Les allemands ont établi une Cour Constitutionnelle pour se protéger des dérives politiques qui iraient à l'encontre de leur loi fondamentale (Constitution). Elle s'est déjà prononcé contre des transferts de souverainté car elle jugait les institutions européennes insuffisament démocratiques, officieusement elle a fait passé le message que des Eurobonds, qui font assumer à un peuple les conséquences des actions d'un autre peuple sans que le premier ait son mot à dire étaient elles aussi anti-démocratiques, et ont sévèrement limité les possibilités du FESF. À suivre l'actualité depuis quelques années, il semble presque que cette cour, qui nous est pourtant étrangère, est le seul rempart contre les décisions politiques qui nous mettraient dans les mains des grandes banques, comme le sont les USA aujourd'hui. Les allemands sont 15% à lui faire très confiance (chiffres de 2003), alors que ce taux passe à 2% pour le Bundestag, 1% pour les syndicats, et 0% pour tous les autres. Elle est une des bases de l'ordolibéralisme, c'est-à-dire d'une économie de marché sociale tant laquelle l'État s'occupe de la partie fiscale et de la régulation des entreprises, les syndicats et les patrons du domaine économique et social, en veillant à la bonne séparation de ces différents domaines.

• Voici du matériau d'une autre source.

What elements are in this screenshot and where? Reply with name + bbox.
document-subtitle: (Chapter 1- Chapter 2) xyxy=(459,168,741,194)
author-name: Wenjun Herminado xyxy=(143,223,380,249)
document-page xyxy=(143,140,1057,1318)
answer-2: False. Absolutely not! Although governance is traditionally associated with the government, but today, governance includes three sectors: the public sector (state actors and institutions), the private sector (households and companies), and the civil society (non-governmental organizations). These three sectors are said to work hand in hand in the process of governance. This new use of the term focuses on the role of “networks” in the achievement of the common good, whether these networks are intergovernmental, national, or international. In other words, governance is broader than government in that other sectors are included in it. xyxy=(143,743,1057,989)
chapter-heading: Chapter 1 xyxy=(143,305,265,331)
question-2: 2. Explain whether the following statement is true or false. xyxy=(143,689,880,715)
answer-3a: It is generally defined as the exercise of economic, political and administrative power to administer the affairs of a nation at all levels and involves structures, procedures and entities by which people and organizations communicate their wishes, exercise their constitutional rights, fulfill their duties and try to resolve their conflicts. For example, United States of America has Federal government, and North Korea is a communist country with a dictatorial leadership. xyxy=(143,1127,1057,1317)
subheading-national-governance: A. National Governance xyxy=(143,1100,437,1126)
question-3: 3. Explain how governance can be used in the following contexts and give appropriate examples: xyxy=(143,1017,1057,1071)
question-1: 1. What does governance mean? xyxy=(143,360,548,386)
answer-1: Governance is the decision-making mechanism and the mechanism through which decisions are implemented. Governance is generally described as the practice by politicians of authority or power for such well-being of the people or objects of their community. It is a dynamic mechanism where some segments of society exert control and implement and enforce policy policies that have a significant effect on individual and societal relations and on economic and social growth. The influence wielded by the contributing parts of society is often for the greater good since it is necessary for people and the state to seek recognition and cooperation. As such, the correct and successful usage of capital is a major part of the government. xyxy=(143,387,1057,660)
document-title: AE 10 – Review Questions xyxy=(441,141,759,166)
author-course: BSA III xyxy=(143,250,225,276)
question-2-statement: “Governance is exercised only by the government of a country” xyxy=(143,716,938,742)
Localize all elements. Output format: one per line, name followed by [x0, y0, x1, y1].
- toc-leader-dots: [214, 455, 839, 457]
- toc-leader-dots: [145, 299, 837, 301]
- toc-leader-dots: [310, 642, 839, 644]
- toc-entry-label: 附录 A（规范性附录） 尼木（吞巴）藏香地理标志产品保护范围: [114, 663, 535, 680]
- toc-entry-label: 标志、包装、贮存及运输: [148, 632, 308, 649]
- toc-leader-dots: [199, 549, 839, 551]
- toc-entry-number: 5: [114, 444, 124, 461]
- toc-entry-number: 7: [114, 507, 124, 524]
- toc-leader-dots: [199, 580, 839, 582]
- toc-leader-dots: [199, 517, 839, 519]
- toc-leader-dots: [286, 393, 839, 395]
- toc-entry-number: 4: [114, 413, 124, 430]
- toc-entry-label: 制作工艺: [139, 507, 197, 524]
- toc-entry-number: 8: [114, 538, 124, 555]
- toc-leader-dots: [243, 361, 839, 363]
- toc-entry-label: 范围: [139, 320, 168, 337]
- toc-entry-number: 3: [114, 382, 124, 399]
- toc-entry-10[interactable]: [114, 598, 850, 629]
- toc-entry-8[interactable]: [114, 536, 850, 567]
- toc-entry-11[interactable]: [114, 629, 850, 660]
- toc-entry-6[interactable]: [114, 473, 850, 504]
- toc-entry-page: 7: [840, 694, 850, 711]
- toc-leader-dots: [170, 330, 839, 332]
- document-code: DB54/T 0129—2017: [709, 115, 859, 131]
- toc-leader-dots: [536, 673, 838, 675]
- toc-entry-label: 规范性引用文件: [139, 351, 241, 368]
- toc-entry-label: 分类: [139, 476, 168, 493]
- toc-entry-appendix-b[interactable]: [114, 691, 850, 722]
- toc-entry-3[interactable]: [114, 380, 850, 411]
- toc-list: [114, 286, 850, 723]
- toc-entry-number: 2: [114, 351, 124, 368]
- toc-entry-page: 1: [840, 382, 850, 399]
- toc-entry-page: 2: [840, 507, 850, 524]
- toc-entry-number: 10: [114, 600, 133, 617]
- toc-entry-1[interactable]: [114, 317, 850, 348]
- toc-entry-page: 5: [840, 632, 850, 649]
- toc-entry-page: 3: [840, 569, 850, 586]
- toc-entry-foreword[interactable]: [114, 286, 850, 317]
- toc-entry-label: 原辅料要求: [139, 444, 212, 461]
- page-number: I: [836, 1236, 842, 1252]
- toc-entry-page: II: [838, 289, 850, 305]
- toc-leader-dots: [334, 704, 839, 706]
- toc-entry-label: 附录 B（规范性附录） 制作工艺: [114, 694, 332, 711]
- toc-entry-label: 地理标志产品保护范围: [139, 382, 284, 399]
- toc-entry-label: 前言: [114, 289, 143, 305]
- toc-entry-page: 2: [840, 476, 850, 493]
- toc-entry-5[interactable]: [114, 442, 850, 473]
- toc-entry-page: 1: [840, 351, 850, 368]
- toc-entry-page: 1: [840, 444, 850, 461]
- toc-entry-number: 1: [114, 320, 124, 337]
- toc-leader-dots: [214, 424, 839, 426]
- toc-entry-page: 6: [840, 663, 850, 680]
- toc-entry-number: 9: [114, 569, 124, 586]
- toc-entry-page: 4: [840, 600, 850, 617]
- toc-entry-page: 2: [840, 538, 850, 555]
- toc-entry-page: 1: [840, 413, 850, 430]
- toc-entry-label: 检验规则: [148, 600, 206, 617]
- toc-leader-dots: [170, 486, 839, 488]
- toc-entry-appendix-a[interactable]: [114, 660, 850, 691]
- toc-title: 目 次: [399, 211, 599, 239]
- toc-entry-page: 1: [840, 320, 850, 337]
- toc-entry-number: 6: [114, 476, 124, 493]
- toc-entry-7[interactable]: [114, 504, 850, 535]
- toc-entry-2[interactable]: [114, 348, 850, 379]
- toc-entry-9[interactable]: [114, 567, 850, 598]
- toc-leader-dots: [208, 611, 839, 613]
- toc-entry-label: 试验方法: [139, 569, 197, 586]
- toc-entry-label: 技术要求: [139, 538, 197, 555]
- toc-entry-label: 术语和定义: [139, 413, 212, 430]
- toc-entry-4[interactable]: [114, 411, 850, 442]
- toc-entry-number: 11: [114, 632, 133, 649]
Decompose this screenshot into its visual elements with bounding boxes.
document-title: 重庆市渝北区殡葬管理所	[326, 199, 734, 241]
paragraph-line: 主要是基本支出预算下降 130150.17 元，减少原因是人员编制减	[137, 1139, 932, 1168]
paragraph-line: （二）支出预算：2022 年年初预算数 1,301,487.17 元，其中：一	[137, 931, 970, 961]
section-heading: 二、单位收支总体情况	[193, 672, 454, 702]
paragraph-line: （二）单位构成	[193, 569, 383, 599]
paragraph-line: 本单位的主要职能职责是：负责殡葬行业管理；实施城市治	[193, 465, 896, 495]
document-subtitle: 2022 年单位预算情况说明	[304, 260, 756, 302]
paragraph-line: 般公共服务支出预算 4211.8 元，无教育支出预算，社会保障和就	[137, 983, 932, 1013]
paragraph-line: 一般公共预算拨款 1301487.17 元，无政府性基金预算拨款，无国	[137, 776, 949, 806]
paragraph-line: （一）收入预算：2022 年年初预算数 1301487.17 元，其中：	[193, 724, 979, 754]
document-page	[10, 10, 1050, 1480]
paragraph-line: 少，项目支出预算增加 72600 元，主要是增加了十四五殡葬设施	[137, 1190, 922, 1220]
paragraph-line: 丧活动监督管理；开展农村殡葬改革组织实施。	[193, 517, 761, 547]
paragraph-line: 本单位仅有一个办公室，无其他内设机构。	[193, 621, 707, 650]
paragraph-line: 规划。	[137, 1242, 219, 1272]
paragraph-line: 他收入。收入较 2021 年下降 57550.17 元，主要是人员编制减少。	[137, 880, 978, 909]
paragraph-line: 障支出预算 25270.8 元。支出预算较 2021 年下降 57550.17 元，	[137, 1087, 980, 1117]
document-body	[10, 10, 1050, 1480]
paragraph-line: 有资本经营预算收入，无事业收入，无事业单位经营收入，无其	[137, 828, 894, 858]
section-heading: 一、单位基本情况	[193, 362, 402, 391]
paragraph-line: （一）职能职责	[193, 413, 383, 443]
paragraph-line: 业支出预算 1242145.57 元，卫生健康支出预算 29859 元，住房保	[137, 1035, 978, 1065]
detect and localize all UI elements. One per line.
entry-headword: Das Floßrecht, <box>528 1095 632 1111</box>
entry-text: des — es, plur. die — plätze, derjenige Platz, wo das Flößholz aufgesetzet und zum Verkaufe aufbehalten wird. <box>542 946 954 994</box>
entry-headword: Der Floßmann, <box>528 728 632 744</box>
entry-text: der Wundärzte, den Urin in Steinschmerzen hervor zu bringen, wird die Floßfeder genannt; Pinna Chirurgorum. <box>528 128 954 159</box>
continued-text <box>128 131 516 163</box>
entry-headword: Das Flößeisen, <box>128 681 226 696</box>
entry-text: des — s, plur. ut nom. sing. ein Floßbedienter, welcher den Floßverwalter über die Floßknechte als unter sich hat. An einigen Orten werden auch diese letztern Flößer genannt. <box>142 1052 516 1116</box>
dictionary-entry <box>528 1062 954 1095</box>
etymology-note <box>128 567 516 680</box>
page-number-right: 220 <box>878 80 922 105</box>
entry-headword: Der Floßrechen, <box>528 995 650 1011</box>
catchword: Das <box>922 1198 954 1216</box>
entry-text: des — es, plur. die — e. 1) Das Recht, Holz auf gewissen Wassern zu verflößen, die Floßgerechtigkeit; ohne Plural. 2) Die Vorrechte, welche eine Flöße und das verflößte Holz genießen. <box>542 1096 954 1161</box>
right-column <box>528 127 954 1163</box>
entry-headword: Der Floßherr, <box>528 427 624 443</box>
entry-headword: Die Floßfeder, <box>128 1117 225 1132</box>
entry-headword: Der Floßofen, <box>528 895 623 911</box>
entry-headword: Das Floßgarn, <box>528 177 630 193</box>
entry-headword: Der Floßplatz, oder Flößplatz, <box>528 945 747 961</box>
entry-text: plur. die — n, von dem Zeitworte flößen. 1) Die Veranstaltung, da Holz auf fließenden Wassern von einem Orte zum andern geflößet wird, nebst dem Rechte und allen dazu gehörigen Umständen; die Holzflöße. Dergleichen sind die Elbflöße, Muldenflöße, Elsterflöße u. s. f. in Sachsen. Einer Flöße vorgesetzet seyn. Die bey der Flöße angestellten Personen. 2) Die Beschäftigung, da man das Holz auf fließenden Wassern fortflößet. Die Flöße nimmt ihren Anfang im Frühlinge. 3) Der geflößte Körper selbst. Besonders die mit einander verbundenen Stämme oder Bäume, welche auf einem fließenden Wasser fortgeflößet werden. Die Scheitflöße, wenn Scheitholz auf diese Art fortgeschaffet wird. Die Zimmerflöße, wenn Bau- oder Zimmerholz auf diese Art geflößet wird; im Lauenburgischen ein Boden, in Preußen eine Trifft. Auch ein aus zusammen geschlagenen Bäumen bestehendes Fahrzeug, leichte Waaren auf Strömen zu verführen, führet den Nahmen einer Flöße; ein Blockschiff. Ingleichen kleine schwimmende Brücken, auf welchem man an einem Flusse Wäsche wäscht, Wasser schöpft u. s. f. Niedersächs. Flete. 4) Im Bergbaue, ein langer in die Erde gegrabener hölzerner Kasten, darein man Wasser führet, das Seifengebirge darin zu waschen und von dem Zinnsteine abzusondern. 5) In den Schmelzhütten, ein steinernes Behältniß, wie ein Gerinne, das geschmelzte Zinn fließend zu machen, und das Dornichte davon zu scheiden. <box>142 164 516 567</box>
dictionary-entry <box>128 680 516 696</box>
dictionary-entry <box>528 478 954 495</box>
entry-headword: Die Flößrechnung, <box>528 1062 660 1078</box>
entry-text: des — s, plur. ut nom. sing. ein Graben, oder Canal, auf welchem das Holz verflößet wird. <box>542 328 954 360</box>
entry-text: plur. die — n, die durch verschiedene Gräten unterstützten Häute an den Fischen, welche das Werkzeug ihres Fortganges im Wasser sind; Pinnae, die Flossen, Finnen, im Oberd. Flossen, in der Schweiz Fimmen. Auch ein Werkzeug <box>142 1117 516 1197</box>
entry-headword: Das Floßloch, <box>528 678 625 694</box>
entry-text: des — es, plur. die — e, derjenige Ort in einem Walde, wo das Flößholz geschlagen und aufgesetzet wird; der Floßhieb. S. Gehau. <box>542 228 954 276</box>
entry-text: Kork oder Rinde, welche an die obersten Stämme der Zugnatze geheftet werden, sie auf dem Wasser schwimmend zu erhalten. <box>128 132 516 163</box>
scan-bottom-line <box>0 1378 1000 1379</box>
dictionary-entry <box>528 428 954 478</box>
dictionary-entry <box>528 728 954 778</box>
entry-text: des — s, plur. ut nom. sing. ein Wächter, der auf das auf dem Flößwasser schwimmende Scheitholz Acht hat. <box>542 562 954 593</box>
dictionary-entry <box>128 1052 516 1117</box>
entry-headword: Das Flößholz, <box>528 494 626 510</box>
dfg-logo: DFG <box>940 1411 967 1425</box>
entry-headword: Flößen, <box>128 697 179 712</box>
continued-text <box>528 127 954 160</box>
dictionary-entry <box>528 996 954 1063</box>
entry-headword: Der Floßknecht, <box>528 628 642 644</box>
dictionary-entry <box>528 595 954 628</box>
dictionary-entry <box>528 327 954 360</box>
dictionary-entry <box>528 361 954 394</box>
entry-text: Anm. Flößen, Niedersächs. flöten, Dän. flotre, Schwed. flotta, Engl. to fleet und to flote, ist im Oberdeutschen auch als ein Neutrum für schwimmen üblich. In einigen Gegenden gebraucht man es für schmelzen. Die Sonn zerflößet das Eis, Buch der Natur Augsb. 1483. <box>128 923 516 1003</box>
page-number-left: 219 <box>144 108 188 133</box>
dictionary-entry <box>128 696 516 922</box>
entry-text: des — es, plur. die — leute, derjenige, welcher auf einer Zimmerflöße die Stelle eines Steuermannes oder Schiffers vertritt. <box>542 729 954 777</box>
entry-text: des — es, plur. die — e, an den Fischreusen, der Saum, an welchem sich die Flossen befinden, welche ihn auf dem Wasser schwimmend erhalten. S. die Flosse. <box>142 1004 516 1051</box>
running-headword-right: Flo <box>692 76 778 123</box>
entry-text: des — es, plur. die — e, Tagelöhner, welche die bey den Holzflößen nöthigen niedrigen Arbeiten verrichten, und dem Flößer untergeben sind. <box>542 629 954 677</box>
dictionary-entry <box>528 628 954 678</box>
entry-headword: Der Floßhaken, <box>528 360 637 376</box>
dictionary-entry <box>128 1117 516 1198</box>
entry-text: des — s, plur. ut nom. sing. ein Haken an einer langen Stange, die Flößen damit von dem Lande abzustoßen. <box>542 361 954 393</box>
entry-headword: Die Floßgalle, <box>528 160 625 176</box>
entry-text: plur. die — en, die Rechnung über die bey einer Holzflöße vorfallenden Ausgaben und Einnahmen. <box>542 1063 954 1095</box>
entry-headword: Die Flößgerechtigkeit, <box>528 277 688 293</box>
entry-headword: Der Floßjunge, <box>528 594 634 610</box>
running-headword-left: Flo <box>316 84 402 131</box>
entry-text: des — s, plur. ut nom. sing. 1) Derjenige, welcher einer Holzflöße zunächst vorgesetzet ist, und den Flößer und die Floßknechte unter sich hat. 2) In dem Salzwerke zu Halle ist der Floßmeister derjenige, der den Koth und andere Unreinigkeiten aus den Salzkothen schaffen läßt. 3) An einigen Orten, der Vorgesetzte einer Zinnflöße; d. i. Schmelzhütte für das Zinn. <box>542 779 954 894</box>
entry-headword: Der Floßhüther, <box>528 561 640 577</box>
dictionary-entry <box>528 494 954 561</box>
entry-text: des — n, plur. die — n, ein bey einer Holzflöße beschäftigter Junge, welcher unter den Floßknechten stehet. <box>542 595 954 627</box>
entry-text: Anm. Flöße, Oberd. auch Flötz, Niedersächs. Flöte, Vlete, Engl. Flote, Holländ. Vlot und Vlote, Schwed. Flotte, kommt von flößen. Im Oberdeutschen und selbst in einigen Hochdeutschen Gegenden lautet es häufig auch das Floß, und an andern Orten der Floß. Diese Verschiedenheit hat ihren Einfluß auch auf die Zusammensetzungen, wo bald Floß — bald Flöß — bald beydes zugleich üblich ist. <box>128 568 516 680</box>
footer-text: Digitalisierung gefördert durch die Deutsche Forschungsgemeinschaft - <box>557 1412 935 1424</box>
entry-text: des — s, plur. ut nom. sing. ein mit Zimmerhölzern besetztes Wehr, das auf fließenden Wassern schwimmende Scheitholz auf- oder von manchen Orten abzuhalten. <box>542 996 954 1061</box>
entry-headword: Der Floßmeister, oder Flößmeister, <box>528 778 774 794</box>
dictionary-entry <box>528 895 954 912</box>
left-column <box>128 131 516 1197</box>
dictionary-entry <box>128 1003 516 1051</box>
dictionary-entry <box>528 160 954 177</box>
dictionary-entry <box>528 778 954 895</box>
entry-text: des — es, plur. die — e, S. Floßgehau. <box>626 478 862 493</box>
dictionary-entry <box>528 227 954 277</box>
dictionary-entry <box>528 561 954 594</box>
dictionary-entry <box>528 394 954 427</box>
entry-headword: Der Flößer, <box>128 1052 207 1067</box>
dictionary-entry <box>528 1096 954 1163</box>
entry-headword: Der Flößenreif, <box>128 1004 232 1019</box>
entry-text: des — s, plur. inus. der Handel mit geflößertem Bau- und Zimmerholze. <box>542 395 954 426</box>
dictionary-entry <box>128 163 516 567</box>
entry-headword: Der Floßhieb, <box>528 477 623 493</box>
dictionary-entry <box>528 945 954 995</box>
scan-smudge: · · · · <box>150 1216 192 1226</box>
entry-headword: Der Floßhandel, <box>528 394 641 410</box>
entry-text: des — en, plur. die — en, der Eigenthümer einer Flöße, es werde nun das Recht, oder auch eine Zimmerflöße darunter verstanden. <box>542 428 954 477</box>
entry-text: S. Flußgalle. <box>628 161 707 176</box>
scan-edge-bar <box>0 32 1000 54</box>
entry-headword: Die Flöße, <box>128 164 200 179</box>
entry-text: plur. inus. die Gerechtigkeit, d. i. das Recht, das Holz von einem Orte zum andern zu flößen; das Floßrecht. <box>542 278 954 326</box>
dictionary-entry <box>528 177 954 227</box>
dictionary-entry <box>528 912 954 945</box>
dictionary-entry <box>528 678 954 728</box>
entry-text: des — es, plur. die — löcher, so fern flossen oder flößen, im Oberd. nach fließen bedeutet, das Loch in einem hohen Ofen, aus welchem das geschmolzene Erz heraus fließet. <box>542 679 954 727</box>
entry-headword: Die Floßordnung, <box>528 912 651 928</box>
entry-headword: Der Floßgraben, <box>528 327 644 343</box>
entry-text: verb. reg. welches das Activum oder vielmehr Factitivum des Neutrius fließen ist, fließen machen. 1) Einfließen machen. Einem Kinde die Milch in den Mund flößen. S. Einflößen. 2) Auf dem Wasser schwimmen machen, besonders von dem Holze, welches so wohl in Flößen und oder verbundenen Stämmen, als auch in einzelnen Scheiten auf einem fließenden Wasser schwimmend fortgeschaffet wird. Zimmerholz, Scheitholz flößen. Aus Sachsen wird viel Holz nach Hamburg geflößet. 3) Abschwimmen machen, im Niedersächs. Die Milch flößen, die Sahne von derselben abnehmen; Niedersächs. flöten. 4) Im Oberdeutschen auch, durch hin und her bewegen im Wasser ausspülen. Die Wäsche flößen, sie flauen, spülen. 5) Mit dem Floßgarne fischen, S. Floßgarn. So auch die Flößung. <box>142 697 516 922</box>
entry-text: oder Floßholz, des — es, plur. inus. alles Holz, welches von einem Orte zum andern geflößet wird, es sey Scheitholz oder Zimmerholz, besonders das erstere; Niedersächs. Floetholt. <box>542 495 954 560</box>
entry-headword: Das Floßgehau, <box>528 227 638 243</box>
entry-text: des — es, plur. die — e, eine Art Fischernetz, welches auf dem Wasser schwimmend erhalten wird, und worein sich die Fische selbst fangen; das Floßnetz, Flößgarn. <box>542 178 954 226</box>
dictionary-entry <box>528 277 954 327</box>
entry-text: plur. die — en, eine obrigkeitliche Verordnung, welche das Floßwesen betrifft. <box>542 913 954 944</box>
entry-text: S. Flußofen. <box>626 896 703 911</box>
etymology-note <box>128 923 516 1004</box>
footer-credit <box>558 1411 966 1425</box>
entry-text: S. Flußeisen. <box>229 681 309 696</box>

Alors, plutôt que de tirer sur l'ennemi héréditaire allemand qui n'«aime pas la vie» ou «a construit des camps de concentrations», on aurait sans doute à gagner à essayer de comprendre les décisions de la CCK et les justifications qu'elle nous donne. Ça nous aiderait peut-être à y voir plus clair sur ce qu'on veut vraiment pour la France et l'Europe.